Jun 4, 2014

The Four Most Dangerous Words in Investing: "This Time, it is Different"

As the US stock market defies expectations and grinds to a new high everyday, major financial news channel started to broadcast articles such as ,"Sell in May and go away? NOT this year!" and "Why Calls for a Big Market Correction May be Wrong". These headlines got me even more worried. To quote Sir John Templeton, "The four most dangerous words in investing  are: 'This time, it is different'"

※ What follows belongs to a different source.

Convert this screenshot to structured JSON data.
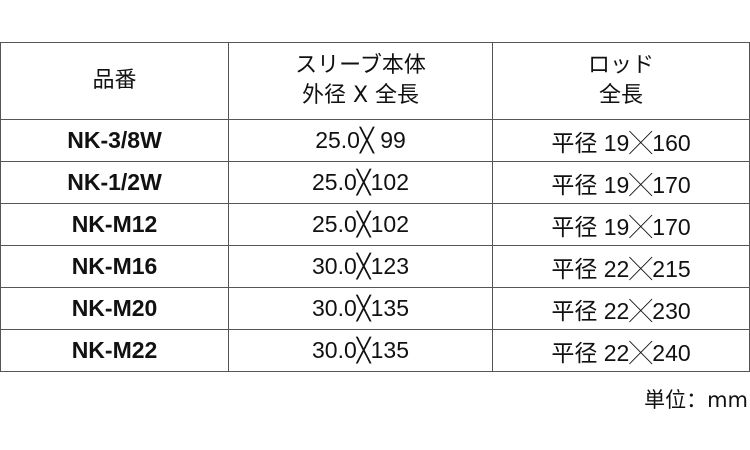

Ever since I wrote the article 4 Possible Macroeconomic Signals of a Market Correction, there has been much feedback on how useful the indicators are. So the question is, what is the state of these signals to date as compared to the time I wrote? Let me sum them up. 

VIX Volatility Index
The Greed and Fear Index. The lower it goes, the more complacent the market is, meaning the chances of a fall in the stock market gets higher. It has fallen from 13.7 to 11.87 since than. The last time VIX fell below 12, was during 2006, just before the 2007 financial crisis. 

BDIY Baltic Goods Index
The cost of freight index. The lower the price, the more excess supply in cargo space in the ships that move goods around the world. It has fallen from 1021 to 948. 

Technical Indicator: Price to Volume
For those who are familiar with technical analysis, you will know that a strong upward trend must be accompanied by strong volume, or many a times, the trend will tend to break down. The US stock indices have been drifting upwards on decreasing volume. Another worrying trend. 
So my best advice to investors for now: 

On the Economic Front
Economic data are still mix for the month of May. US GDP for 1st Quarter showed contraction, reigniting hopes that this will encourage the US central bank to maintain the low interest rates. Meanwhile, on the European front, latest inflation figures show that there is a high risk of the European economies falling into deflation, prompting investors to believe that the European Central Bank will let loose another round of monetary barrage, and effectively push interest rates to negative. Things seem to be looking better over at China, as the targeted stimulant by the Chinese government seems to be working out. In short, the global economy is still a mess!